Rz. 257
Schuldner des Pflichtteilsergänzungsanspruchs nach § 2325 BGB sind, wie beim ordentlichen Pflichtteilsanspruch, grundsätzlich der oder die Erben. Nur in Ausnahmefällen, wenn der Erbe nicht verpflichtet ist, kann auch der Beschenkte in Anspruch genommen werden (§ 2329 BGB). Dieser haftet nur, wenn der Erbe zur Pflichtteilsergänzung "nicht verpflichtet" ist, § 2329 Abs. 1 S. 1 BGB. Das ist der Fall, wenn
▪ |
feststeht, dass kein Nachlass vorhanden bzw. der Nachlass überschuldet ist; |
▪ |
der Erbe nur beschränkt auf den Nachlass bzw. nur als Teilschuldner haftet; und |
▪ |
der Nachlass nicht zur Pflichtteilsergänzung ausreicht, §§ 1975 ff., 1990, 1991 Abs. 5, 2060 BGB, § 327 InsO. |
Rz. 258
Grundsätzlich ist die Einrede der Dürftigkeit des Nachlasses ausreichend. Allein die Überschuldung des Nachlasses ohne Erhebung der Dürftigkeitseinrede gem. § 1990 BGB führt führt jedoch noch nicht zur subsidiären Haftung des Beschenkten gem. § 2329 Abs. 1 BGB, vielmehr muss der Erbe die Dürftigkeitseinrede geltend machen.
Rz. 259
Weitere Voraussetzung ist, dass der Erbe die Pflichtteilsergänzung nach § 2328 BGB verweigern kann. Auch hier muss die Einrede erhoben werden. Grundsätzlich sollten an die Erhebung der Einrede aber keine zu hohen Anforderungen gestellt werden. Die Erhebung der Einrede kann schon bei bloßer Verweigerung der Pflichtteilsergänzung angenommen werden. Ob die Unterstellung der Einredeerhebung ausreicht, ist aber zweifelhaft.
Rz. 260
Bislang noch nicht entschieden ist die Frage, ob der Pflichtteilsberechtigte sich auch dann an den Beschenkten halten kann, wenn der verpflichtete und unbeschränkt haftende Erbe zahlungsunfähig ist.
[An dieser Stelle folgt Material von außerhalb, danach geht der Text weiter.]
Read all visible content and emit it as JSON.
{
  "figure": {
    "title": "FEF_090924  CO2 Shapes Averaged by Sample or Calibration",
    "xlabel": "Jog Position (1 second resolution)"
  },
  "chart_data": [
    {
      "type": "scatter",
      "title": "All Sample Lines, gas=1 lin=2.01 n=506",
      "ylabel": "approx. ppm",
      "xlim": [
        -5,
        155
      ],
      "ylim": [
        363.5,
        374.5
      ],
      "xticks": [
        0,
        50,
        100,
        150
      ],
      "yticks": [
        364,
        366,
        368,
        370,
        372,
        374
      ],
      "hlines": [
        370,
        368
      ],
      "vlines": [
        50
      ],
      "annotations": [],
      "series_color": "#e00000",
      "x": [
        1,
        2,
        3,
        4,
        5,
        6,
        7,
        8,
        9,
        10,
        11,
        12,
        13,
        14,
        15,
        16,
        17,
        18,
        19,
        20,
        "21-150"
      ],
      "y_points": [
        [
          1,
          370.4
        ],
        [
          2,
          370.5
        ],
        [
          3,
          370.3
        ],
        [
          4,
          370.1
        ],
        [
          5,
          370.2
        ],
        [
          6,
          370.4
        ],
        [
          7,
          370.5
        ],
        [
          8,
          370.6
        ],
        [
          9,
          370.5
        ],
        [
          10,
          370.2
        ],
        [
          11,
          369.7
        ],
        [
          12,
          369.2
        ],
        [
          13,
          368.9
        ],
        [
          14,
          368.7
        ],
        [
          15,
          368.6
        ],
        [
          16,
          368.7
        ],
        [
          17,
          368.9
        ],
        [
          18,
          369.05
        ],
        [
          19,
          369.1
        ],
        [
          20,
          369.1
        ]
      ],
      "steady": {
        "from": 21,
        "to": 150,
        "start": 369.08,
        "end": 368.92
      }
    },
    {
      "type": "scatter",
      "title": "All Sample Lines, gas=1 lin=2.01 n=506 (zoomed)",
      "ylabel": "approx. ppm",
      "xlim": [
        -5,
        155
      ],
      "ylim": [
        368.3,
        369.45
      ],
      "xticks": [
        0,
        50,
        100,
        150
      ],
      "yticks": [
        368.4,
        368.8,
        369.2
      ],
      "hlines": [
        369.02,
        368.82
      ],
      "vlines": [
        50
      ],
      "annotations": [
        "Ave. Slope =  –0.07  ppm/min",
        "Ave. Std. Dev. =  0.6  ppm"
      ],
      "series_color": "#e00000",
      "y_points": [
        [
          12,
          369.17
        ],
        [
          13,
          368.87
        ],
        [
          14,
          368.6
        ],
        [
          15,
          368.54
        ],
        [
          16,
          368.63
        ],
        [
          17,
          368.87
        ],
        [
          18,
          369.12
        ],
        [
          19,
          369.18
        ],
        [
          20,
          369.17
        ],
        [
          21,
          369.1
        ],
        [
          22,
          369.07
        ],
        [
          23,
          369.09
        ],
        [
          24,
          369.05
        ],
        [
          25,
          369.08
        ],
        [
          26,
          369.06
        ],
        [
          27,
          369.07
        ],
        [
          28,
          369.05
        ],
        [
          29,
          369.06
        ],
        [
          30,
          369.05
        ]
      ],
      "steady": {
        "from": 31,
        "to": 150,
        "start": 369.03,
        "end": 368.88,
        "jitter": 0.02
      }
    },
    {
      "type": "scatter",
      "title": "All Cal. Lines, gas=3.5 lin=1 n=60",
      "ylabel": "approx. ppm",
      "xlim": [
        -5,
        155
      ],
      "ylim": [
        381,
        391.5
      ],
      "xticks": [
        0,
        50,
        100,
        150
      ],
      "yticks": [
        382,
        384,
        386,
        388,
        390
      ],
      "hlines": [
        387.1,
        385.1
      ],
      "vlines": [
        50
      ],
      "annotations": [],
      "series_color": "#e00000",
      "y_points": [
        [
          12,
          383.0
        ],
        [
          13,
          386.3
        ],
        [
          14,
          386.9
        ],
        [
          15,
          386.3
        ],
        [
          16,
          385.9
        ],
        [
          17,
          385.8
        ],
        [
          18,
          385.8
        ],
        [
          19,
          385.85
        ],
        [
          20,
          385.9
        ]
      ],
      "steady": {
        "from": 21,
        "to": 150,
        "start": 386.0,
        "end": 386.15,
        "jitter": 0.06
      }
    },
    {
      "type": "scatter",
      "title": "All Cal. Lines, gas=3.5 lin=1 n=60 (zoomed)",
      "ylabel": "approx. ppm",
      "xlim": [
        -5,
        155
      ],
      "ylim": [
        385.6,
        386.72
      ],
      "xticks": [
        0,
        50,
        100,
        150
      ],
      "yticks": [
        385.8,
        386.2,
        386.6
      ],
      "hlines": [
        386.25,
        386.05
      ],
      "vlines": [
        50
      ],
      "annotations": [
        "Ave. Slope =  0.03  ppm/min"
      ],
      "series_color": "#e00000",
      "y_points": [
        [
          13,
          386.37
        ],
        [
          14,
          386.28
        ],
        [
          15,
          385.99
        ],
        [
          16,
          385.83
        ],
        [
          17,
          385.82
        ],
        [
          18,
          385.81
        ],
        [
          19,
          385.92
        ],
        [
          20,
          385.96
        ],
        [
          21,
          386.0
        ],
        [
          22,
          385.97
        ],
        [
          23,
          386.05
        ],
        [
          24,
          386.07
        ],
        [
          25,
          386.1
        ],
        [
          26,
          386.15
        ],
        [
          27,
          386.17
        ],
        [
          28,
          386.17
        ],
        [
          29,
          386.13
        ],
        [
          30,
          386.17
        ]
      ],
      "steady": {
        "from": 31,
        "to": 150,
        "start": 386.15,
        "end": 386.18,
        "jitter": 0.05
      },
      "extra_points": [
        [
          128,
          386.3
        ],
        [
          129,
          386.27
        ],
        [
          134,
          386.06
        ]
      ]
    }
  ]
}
Im Ergebnis ist nach hiesiger Auffassung davon auszugehen, dass der Beschenkte nach dem Willen des Gesetzgebers nur subsidiär haftet, nämlich nur dann, wenn der Erbe ausnahmsweise nicht in Anspruch genommen werden kann. Der Gesetzgeber bürdet ihm gerade nicht das Insolvenzrisiko des Erben auf. Denn der Beschenkte kann sich – anders als der Erbe – gegenüber dem Pflichtteilsergänzungsberechtigten auf den Einwand der Entreicherung nach § 818 Abs. 3 BGB berufen. Eine weitere Privilegierung des Beschenkten zeigt sich in den Vorschriften über die Verjährung. Hat der Erblasser mehrere Personen durch zeitlich aufeinander folgende Zuwendungen beschenkt, so haftet der frühere Beschenkte nur, soweit der später Beschenkte nicht verpflichtet ist, § 2329 Abs. 3 BGB. Die Vorschrift entspricht § 528 Abs. 2 BGB.